I can't really speak to mammalian viruses because I have personally never worked on them. I have read many experimental reports however, and have not previously noticed red flags. You have given me some specific things to look for however, and I will do so.

1 year ago
1 score
Reason: Original

First, I want you to know I very much appreciate you taking the time and effort to state your case clearly. Also, I want you to know you have given me things to consider, but it will take time. I may respond directly later, but for now let me address one thing that stood out.

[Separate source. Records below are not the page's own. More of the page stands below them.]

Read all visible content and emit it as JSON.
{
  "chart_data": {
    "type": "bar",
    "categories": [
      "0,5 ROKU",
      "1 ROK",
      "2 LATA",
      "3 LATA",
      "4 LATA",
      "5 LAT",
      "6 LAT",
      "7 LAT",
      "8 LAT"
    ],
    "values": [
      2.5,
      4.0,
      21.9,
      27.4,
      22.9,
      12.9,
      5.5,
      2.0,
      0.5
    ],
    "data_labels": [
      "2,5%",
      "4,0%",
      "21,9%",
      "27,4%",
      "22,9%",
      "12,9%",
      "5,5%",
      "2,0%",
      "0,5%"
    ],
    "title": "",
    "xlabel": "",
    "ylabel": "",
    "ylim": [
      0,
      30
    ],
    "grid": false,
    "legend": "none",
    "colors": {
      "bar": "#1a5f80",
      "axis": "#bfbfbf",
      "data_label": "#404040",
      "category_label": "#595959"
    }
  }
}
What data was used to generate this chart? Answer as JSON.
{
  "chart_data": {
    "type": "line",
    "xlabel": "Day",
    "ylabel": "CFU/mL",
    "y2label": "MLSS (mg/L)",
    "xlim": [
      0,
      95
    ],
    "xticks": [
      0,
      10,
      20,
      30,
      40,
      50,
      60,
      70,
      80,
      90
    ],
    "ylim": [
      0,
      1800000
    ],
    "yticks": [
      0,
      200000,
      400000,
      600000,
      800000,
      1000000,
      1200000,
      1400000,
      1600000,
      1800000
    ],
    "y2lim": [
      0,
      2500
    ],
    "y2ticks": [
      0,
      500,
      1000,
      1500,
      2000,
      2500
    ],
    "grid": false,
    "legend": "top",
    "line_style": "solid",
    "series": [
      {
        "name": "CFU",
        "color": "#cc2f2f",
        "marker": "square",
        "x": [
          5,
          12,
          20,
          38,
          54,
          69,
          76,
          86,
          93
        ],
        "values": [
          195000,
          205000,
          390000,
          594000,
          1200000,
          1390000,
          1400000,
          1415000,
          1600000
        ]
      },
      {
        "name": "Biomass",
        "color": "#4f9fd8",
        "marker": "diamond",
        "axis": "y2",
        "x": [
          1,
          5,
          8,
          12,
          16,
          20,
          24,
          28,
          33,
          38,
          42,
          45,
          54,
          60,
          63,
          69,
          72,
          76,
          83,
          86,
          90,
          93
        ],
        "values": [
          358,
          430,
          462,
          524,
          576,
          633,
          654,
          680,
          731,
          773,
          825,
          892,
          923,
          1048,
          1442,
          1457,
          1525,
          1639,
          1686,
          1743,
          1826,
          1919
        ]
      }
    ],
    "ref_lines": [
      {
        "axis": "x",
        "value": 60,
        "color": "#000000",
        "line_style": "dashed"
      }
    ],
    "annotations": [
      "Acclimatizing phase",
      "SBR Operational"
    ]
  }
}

an actual "thing" called a boogeyman-virus must be proven to exist. ... calling a bacteriophage a virus is like calling a donkey a unicorn that lost its horn

If you have two batches of the same bacteria in a medium, identical in every way, but you add isolations of a bacteriophage to one and not to the other, and one dies in the same way, every time, is that not evidence of the existence of something in that isolate? I guess you are stating the isolate is not actually an "isolate" and there are other things added in, but I have personally done chain transfections, taking the supernatent from one infected set of cells and infected another set of cells producing the same results, on and on, ad infinitum.

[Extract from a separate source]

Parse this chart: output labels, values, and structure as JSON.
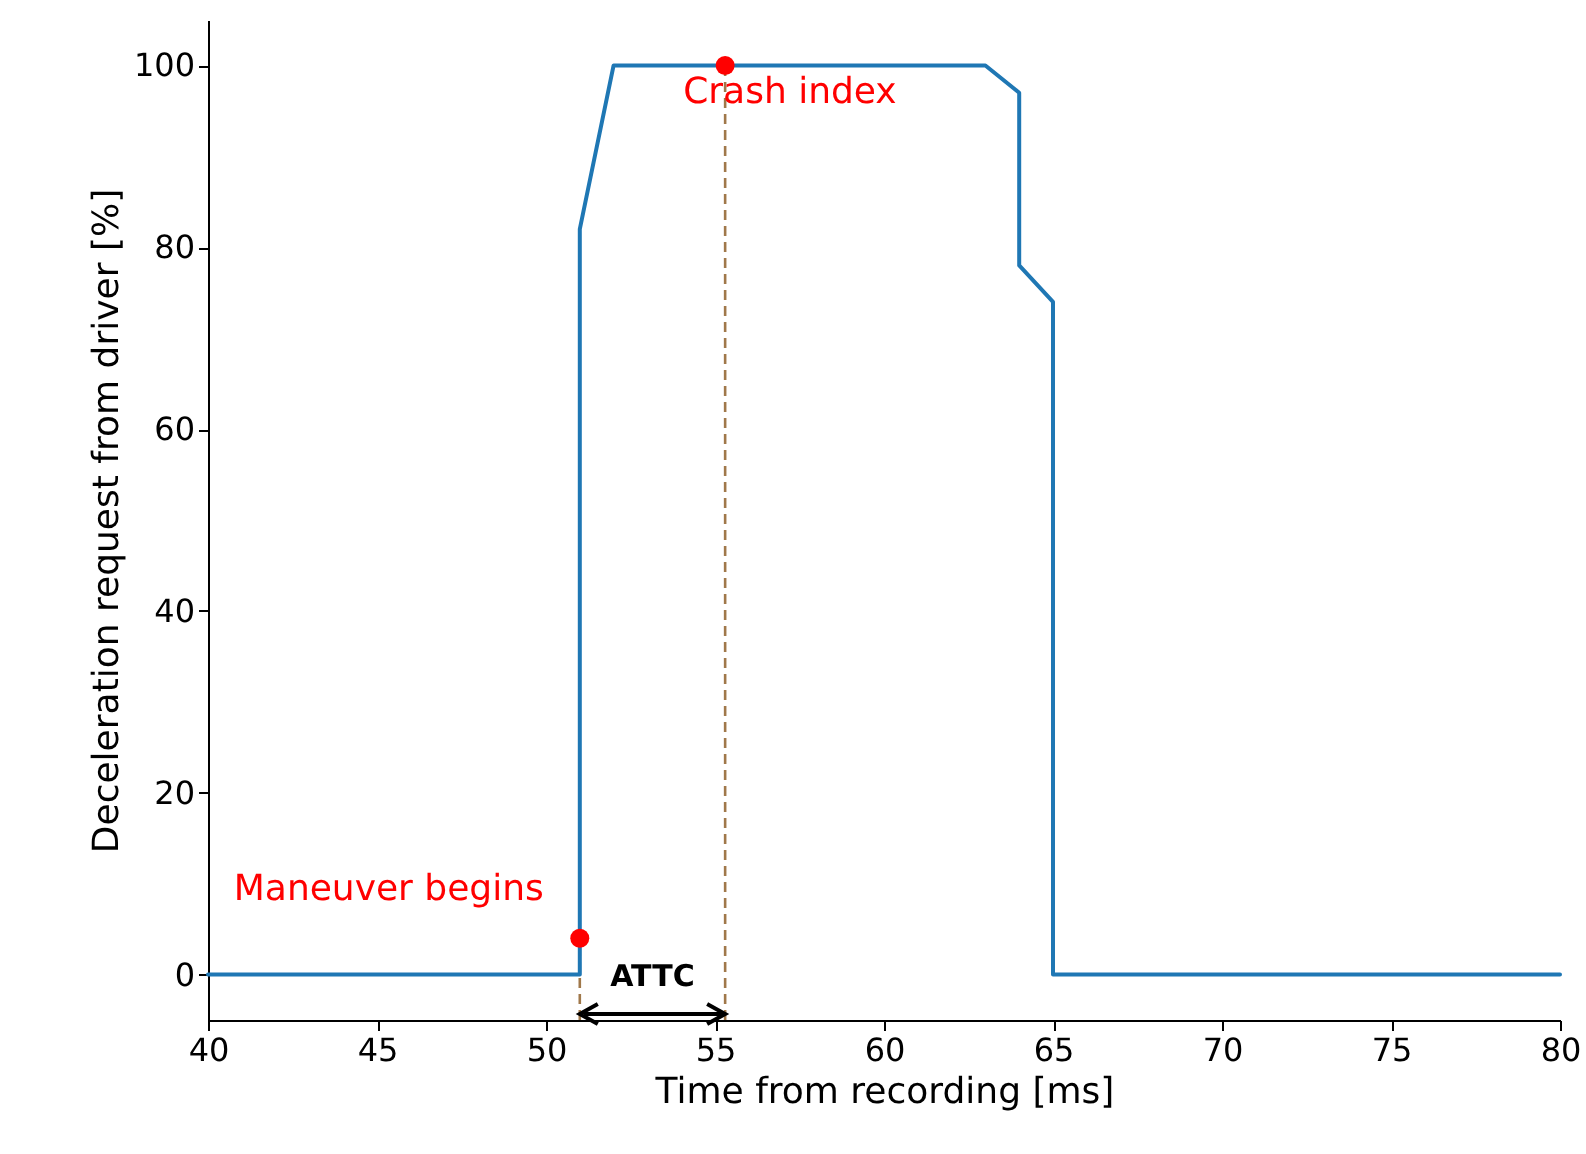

In other words, I have made my own isolations from these infected cells. You don't need to add anything (except water), you just isolate through standard techniques (in this case centrifugation). So unless they added something from the very first isolate, and somehow that "something" continues through dilution after dilution from each subsequent isolate, your idea of "something else" doesn't add up.

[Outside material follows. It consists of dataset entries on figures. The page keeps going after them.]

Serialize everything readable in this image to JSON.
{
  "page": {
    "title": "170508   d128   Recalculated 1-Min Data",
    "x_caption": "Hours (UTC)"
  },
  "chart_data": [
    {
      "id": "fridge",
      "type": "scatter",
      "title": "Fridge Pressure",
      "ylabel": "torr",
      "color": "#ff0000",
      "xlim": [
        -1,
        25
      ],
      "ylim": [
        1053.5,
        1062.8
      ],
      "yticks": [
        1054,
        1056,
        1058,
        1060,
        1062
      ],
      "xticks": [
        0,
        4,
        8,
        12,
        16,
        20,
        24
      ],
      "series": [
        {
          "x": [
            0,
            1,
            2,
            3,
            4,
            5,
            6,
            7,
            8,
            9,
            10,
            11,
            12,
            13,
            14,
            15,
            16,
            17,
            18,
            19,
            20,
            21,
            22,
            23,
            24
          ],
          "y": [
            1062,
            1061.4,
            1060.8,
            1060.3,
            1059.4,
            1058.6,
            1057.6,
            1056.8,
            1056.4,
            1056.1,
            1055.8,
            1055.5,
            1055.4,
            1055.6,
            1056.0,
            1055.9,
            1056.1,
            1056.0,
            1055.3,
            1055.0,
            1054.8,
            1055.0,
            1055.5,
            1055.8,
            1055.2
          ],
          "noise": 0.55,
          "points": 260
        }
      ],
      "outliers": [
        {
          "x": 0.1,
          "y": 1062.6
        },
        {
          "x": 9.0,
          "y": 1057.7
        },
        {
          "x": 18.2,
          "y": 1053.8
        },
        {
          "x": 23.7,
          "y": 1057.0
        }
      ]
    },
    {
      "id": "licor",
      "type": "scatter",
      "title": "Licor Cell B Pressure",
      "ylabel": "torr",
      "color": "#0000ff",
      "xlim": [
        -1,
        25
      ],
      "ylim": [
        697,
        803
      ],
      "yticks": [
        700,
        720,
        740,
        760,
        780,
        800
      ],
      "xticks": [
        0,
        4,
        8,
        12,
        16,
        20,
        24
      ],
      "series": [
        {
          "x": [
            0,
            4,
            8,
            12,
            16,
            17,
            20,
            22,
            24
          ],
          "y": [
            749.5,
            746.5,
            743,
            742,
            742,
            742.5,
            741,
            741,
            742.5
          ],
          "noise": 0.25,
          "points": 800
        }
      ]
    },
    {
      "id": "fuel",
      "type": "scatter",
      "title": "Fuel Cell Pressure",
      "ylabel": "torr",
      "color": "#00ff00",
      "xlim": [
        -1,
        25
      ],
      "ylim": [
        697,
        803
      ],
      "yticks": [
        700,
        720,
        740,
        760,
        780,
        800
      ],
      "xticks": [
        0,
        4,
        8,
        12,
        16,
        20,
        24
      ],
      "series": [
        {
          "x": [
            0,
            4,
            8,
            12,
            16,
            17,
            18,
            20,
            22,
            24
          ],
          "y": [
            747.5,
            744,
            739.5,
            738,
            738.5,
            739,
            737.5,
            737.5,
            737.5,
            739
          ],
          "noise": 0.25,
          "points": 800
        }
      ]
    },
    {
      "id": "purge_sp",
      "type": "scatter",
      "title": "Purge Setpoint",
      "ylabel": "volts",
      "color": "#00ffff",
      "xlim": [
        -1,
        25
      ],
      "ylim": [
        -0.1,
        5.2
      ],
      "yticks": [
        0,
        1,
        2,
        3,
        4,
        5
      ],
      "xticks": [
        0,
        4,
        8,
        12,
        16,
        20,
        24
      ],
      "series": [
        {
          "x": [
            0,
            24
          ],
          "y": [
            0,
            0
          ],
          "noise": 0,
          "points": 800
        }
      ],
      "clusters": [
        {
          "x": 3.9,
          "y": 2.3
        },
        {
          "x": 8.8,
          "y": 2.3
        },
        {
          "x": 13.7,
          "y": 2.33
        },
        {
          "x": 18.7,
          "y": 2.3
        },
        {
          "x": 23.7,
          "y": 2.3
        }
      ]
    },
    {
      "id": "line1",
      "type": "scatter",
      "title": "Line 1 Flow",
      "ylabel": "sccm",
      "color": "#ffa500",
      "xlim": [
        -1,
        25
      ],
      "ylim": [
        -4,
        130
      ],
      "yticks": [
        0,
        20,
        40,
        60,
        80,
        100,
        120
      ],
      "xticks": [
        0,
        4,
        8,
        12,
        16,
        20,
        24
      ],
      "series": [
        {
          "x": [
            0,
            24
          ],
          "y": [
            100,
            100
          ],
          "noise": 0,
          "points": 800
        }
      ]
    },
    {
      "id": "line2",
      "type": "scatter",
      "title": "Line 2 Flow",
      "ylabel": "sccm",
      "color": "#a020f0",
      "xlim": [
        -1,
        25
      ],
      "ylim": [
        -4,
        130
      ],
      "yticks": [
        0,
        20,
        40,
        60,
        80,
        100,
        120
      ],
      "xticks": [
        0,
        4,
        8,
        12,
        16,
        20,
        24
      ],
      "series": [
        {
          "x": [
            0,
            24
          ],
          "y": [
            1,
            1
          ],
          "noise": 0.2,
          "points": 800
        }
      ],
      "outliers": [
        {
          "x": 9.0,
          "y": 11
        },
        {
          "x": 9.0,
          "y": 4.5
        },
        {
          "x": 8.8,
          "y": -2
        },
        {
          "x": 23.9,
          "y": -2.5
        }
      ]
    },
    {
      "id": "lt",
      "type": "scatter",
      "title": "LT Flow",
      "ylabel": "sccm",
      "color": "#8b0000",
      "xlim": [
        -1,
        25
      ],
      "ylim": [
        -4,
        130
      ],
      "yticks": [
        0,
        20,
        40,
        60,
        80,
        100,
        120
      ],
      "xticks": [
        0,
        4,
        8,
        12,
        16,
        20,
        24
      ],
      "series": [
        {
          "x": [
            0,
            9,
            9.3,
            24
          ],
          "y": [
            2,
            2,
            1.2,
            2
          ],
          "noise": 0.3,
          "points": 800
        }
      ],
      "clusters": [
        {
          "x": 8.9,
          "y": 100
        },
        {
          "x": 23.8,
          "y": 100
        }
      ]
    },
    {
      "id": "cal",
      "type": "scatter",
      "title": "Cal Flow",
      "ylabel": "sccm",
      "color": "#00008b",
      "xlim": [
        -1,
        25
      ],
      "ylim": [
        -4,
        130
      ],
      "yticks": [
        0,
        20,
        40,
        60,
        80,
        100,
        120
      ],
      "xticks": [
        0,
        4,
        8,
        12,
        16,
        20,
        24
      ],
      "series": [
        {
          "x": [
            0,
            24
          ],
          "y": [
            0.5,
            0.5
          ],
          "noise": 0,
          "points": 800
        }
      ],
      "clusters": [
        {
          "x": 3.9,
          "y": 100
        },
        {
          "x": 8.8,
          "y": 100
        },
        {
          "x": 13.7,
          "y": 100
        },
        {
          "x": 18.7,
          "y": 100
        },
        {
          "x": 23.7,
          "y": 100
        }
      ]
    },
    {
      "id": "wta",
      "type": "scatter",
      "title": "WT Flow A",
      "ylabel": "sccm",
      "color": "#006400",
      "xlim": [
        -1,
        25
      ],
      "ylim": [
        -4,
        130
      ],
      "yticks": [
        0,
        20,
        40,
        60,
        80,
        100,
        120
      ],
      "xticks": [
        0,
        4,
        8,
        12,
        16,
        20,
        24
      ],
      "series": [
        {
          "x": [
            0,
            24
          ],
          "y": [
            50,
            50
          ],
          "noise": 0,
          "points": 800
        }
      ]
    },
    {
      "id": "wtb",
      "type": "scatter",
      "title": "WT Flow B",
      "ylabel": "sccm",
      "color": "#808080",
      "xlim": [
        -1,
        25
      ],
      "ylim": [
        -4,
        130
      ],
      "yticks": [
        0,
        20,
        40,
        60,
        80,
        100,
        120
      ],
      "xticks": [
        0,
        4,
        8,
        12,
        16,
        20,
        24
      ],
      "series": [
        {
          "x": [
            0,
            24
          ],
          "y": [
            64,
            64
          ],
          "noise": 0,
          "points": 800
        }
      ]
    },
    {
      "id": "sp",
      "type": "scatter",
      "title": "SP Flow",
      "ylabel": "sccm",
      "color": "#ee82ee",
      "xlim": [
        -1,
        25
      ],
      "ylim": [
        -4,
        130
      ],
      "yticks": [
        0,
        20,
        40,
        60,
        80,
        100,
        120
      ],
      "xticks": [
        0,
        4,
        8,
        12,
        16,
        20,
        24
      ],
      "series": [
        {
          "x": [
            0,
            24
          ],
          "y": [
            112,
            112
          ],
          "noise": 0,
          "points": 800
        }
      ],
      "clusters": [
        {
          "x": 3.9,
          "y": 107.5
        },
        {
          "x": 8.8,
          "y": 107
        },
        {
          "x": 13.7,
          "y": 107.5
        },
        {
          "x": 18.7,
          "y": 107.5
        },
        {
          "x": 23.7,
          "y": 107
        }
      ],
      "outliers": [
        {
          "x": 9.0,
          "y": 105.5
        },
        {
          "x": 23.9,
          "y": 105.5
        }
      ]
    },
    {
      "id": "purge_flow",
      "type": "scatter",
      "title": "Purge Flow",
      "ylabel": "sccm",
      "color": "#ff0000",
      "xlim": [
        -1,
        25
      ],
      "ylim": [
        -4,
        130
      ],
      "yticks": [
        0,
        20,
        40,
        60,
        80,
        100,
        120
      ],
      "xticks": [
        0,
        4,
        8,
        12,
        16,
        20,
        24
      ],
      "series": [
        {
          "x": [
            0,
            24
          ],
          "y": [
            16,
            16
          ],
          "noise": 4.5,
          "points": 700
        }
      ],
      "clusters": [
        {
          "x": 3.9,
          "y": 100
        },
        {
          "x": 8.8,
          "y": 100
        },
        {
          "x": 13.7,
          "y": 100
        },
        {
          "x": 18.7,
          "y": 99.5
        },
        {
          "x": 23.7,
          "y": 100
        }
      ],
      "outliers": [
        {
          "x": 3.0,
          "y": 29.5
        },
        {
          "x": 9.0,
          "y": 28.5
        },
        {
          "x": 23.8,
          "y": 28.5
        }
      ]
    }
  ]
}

Only biological material, or chemicals made by biological processes can persist through continued dilutions (because somehow it keeps getting made). Whatever that biological material is, it acts identical to virologists ideas of a virus. In addition, the function of bacteriophage proteins and the DNA that encodes those proteins contained within them has been studied in extreme detail. These studies were done with controls.

The idea that no one ever noticed bad science being done on something like a bacteriophage, which has literally millions of experiments having been done on them is ludicrous. I myself have done hundreds, maybe thousands of such experiments. I mean, there's an entire field of bacteriology called phage typing, whereby specific phage isolates are added to bacteria samples to determine the type of bacteria present. Each time this is done there is a control.

I swear, some people seem to believe that just because biologists have been brainwashed (which I agree with, and not just biologists), that that makes them stupid. They aren't stupid. Biologists understand full well the scientific process. Some papers have problems, and not all scientists follow the scientific process as well as they should, but that is more a function of the publishing process than the scientific process. Scientists, in general, understand the process very well. They understand the importance of hypothesis and controls. They understand that their results, and more importantly, their conclusions aren't "truth." There are some that aren't as bright as they think they are, but they aren't all idiots. In fact, in my experience, the vast majority are pretty damn smart. They aren't being fooled in the way you suggest. They are being fooled in other ways (through dogma). In other words, they aren't "missing something" in their experiments (controls, stuff being added into their mediums, hypotheses, etc.), they are being restricted from looking in certain directions (dogma). THAT is how science is controlled. (That and the publication process, which is where most of the fuckery happens.)

I can't really speak to mammalian viruses because I have personally never worked on them. I have read many experimental reports however, and have not previously noticed red flags. You have given me some specific things to look for however, and I will do so.